Linear and non-linear equations

• Nov 8th 2011, 07:34 AM
spirit79
Linear and non-linear equations
I can't find the right answer to this question... Is it just me, or are the solutions given wrong?

x^2 + 3x + 5y = 20
x + 3y = 1

Given solutions are x = 3 or x = -9/2

Where did I go wrong?

X = 1 – 3y ---- (1)
X^2 + 3x + 5y = 20 --- (2)
Sub (1) into (2), (1 – 3y)^2 + 3(1 – 3y) + 5y = 20
1 – 6y + 9y^2 + 3 – 9y + 5y = 20
9y^2 – 10y – 16 = 0
(9y + 8 ) (y – 2) = 0
y = -8/9 or y = 2

Sub y = -8/9 in (1),
x = 1 - 3(-8/9)
= 11/3

Sub y = 2 in (1),
x = 1 - 3(2)
= -5

Are the given solutions correct? And are what I worked the right answers? If not, please tell me where I made a mistake. I'm not too sure if I substituted the y values correctly...
• Nov 8th 2011, 07:56 AM
e^(i*pi)
Re: Linear and non-linear equations
Quote:

Originally Posted by spirit79
I can't find the right answer to this question... Is it just me, or are the solutions given wrong?

x^2 + 3x + 5y = 20
x + 3y = 1

Given solutions are x = 3 or x = -9/2

Where did I go wrong?

X = 1 – 3y ---- (1)
X^2 + 3x + 5y = 20 --- (2)
Sub (1) into (2), (1 – 3y)^2 + 3(1 – 3y) + 5y = 20
1 – 6y + 9y^2 + 3 – 9y + 5y = 20
9y^2 – 10y – 16 = 0
(9y + 8 ) (y – 2) = 0
y = -8/9 or y = 2

Sub y = -8/9 in (1),
x = 1 - 3(-8/9)
= 11/3

Sub y = 2 in (1),
x = 1 - 3(2)
= -5

Are the given solutions correct? And are what I worked the right answers? If not, please tell me where I made a mistake. I'm not too sure if I substituted the y values correctly...
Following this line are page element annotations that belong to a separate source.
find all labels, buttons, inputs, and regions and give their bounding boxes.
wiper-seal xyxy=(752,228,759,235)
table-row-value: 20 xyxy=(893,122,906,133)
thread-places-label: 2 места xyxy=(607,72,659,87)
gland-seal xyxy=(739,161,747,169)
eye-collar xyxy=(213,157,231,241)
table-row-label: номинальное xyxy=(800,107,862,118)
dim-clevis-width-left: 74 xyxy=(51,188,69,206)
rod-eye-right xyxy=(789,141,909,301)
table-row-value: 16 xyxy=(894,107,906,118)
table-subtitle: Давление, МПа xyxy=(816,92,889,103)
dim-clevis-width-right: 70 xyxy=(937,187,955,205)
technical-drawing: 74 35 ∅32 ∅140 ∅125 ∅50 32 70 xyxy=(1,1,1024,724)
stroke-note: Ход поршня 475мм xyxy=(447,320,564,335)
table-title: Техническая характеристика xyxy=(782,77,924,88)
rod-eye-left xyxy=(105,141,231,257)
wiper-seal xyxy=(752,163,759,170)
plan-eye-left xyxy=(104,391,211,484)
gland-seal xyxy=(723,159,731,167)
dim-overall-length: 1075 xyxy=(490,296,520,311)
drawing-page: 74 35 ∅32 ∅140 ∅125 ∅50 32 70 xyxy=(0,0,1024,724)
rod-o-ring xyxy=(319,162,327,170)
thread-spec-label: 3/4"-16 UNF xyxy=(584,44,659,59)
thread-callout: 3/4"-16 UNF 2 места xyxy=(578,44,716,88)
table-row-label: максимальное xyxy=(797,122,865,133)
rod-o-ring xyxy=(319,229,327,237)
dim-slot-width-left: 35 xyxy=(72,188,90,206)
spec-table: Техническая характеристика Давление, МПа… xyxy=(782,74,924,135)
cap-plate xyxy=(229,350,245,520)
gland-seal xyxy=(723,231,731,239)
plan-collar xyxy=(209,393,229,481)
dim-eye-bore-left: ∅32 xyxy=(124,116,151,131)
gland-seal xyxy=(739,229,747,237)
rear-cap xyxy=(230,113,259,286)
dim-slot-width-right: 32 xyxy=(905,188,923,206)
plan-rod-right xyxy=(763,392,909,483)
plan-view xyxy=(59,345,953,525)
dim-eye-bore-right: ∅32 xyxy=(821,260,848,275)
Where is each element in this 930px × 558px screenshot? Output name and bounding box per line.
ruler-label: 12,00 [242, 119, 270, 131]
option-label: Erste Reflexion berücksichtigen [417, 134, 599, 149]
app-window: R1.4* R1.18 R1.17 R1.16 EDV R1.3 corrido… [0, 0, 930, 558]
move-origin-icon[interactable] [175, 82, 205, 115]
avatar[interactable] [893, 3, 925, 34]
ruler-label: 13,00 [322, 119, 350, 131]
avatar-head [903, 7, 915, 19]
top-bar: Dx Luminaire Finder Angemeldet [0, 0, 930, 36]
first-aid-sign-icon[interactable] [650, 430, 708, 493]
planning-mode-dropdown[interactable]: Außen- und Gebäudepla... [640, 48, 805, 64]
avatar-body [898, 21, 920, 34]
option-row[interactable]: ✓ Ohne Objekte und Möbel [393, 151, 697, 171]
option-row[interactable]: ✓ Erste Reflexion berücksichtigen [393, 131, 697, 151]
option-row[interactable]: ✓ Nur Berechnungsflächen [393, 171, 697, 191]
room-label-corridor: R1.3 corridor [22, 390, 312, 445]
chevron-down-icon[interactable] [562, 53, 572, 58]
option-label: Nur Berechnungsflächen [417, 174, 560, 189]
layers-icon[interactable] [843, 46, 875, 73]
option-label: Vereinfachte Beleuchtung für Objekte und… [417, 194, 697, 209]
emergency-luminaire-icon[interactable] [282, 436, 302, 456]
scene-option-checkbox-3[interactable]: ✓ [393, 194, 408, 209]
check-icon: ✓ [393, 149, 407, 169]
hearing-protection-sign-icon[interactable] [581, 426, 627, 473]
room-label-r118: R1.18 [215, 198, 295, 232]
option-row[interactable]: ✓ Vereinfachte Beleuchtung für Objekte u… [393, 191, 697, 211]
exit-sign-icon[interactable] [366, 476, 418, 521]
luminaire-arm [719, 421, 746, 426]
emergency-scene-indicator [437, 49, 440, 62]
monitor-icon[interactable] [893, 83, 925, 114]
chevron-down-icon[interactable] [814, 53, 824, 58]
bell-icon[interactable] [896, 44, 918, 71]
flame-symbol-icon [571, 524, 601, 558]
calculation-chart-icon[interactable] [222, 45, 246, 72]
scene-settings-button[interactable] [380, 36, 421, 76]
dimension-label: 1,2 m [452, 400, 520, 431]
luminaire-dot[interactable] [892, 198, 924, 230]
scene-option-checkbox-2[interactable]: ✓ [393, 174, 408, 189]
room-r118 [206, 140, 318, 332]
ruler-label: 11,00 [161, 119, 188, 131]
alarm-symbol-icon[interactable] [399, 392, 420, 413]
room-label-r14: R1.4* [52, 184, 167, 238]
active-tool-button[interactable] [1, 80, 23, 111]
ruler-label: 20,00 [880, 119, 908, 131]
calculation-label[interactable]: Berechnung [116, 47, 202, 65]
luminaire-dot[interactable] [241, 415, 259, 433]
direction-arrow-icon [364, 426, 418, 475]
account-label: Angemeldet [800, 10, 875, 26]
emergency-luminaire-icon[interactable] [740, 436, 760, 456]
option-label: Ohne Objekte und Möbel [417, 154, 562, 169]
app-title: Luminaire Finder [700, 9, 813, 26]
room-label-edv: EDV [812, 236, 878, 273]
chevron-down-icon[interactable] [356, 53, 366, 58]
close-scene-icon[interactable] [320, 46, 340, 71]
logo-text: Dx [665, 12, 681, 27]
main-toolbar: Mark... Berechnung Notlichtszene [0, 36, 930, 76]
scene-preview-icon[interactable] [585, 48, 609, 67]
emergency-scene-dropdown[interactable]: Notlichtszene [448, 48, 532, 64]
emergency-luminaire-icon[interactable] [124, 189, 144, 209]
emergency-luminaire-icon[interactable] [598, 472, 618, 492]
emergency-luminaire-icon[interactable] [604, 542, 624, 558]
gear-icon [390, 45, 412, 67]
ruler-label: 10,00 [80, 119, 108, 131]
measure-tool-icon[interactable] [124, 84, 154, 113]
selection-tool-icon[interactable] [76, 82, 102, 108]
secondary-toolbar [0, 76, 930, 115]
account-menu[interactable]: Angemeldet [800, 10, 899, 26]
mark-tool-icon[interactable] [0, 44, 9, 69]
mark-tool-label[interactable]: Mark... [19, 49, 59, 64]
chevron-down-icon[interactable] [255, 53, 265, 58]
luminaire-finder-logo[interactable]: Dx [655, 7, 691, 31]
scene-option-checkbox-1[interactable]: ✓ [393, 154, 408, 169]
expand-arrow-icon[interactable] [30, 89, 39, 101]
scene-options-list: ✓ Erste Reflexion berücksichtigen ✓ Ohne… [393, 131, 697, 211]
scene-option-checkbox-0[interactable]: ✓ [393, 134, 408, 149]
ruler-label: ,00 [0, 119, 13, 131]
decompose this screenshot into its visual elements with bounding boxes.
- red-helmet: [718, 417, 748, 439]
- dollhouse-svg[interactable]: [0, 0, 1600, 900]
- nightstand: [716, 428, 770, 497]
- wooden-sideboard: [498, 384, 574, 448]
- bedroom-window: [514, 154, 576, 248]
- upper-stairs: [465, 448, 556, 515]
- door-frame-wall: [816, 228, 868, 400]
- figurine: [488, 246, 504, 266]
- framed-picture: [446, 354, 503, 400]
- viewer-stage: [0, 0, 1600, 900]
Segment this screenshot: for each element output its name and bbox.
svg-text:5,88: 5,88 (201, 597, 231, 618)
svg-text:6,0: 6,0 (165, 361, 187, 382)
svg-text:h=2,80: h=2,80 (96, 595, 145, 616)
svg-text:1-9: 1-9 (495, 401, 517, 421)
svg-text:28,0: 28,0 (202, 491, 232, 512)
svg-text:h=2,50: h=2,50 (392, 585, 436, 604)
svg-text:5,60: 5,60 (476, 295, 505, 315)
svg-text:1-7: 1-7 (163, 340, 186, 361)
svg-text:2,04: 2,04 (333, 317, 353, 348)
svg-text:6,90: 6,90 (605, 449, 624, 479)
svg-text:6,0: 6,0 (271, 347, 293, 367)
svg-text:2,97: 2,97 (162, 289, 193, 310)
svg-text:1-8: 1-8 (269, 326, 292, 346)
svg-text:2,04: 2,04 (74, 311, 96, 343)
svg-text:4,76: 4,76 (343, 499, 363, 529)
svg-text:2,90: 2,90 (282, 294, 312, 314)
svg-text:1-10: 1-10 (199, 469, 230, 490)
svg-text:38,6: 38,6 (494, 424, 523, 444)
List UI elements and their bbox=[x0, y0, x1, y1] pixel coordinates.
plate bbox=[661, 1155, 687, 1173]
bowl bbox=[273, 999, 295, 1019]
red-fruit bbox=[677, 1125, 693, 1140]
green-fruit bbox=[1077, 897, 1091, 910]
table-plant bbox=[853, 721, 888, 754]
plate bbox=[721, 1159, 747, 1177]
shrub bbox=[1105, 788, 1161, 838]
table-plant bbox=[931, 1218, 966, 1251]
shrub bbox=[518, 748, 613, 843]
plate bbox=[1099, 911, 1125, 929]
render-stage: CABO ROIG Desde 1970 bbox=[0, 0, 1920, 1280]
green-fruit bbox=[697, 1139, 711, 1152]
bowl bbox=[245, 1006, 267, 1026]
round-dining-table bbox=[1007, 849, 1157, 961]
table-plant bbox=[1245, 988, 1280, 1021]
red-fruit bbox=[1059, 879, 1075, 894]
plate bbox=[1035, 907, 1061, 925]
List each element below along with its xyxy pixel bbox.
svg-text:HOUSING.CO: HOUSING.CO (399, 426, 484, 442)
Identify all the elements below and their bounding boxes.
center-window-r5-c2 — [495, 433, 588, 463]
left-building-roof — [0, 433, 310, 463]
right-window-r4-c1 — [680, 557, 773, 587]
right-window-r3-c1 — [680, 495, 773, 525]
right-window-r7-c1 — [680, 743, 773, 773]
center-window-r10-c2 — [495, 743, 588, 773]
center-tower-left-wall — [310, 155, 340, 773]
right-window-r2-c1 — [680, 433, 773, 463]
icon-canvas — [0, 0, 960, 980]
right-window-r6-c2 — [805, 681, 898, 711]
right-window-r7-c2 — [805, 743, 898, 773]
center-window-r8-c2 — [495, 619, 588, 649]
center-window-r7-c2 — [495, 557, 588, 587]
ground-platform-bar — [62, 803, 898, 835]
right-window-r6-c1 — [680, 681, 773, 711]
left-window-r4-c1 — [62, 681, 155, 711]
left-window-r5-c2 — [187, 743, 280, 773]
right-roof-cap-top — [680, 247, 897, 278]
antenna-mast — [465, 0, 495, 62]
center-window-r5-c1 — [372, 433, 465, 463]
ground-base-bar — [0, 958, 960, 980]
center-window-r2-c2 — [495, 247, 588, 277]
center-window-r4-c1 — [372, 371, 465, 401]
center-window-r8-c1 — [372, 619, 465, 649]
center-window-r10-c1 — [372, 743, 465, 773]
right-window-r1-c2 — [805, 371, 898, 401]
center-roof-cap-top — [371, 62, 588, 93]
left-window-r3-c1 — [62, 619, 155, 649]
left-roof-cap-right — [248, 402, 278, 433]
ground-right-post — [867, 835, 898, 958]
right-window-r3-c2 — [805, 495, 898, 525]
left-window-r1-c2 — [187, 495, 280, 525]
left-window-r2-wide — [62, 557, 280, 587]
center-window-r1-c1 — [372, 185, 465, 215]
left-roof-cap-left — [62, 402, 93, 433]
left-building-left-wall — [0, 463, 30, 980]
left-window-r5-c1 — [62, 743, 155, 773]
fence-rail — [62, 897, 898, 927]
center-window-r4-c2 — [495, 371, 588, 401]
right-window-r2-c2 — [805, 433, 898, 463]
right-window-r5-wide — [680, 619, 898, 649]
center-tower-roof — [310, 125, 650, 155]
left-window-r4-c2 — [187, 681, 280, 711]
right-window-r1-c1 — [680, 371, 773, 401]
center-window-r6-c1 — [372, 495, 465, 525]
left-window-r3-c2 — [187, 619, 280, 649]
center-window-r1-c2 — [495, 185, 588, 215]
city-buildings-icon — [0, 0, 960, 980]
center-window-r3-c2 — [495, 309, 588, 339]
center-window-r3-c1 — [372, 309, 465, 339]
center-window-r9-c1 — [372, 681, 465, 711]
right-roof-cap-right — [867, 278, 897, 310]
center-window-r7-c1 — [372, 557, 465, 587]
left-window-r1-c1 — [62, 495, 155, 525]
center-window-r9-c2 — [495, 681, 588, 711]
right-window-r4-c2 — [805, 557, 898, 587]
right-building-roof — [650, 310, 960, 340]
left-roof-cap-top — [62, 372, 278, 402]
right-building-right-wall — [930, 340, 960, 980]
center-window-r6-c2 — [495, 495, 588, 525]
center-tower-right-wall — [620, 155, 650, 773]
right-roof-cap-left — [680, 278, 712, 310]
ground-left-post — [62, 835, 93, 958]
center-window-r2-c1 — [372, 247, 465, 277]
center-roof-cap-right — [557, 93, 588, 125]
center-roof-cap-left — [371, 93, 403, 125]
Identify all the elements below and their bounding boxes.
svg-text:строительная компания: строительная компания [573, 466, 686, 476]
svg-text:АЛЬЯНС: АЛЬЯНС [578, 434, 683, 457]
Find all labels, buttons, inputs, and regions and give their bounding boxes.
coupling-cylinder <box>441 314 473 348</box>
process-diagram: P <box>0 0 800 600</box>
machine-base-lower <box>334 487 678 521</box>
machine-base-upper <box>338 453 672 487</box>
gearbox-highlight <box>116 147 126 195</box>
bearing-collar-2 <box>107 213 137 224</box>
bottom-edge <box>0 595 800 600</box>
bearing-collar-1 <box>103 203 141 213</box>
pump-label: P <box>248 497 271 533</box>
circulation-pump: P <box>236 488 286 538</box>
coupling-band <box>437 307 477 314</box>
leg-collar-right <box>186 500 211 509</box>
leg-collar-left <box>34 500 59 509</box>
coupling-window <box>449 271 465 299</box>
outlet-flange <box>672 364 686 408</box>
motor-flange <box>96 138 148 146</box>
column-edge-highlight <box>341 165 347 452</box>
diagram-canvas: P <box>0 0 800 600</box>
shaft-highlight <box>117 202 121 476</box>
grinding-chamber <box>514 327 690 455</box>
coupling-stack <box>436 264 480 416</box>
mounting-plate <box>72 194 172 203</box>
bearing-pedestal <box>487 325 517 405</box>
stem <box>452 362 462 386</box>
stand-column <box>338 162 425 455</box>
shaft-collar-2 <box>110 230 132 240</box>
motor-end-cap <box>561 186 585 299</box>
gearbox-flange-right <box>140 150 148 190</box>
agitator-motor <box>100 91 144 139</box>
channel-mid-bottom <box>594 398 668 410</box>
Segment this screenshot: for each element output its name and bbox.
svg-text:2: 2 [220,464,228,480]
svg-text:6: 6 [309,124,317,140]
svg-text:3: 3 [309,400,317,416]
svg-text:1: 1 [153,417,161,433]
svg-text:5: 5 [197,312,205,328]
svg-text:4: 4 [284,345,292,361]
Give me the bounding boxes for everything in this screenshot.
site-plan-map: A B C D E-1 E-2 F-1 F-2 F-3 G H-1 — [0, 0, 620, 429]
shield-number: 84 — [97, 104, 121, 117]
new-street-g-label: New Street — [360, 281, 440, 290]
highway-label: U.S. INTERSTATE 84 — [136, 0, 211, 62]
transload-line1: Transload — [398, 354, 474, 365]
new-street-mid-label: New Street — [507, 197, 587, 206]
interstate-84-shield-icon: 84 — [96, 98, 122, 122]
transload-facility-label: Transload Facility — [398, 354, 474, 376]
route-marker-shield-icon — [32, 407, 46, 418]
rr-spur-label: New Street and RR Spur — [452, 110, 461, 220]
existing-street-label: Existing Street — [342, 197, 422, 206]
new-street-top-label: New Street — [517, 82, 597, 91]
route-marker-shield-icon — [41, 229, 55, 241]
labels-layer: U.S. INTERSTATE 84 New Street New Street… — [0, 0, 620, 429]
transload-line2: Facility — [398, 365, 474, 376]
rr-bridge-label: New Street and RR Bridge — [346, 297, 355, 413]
Your answer is correct, you can also test your results by subbing them into the original equation.

Spoiler:
For (-5,2) : $\displaystyle (-5)^2 + 3(-5) + 5(2) = 20 \Leftrightarrow 25 - 15+10 = 20$ which is correct as is $\displaystyle (-5) + 3(2) = 1$ so (-5,2) is a valid solution

For (11/3 , -8/9): $\displaystyle \left(\dfrac{11}{3}\right)^2 + 3\left(\dfrac{11}{3}\right) + 5\left(\dfrac{-8}{9}\right) = 20$ so (11/3 , 8/9) is a valid solution.
• Nov 8th 2011, 09:17 AM
spirit79
Re: Linear and non-linear equations
Quote:

Originally Posted by e^(i*pi)
Your answer is correct, you can also test your results by subbing them into the original equation.

Spoiler:
For (-5,2) : $\displaystyle (-5)^2 + 3(-5) + 5(2) = 20 \Leftrightarrow 25 - 15+10 = 20$ which is correct as is $\displaystyle (-5) + 3(2) = 1$ so (-5,2) is a valid solution

For (11/3 , -8/9): $\displaystyle \left(\dfrac{11}{3}\right)^2 + 3\left(\dfrac{11}{3}\right) + 5\left(\dfrac{-8}{9}\right) = 20$ so (11/3 , 8/9) is a valid solution.

I have another question, but I'm not too keen to start another thread topic on it seeing that the questions are related...

Solve:

5x + 3y + 7 = 0
x^2 - 4y + 3 = 3y^2

I tried, but got the wrong answers...?

5x = -3y – 7
25x^2 = 9y^2 – 42y + 49 --- (1)
X^2 – 4y + 3 = 3y^2
25x^2 – 100y + 75 = 75y^2 --- (2)
Sub (1) into (2),
9y^2 – 42y + 49 – 100y + 75 = 75y^2
9y^2 – 42y – 100y – 75y^2 + 49 + 75 = 0
-142y – 75y^2 + 124 = 0
66y^2 + 142y – 124 = 0
2 (33y^2 + 71y – 62) = 0
(11y + 31) (3y – 2) = 0
Y = -31/11 or y = 2/3
When y = -31/11,
5x = -3 (-31/11) – 7
X = 16/55
When y = 2/3,
5x = -3 (2/3) – 7
X = -9/5

The answer key states y = -1 29/33 or y = 1, x = 3/11 or x = -2.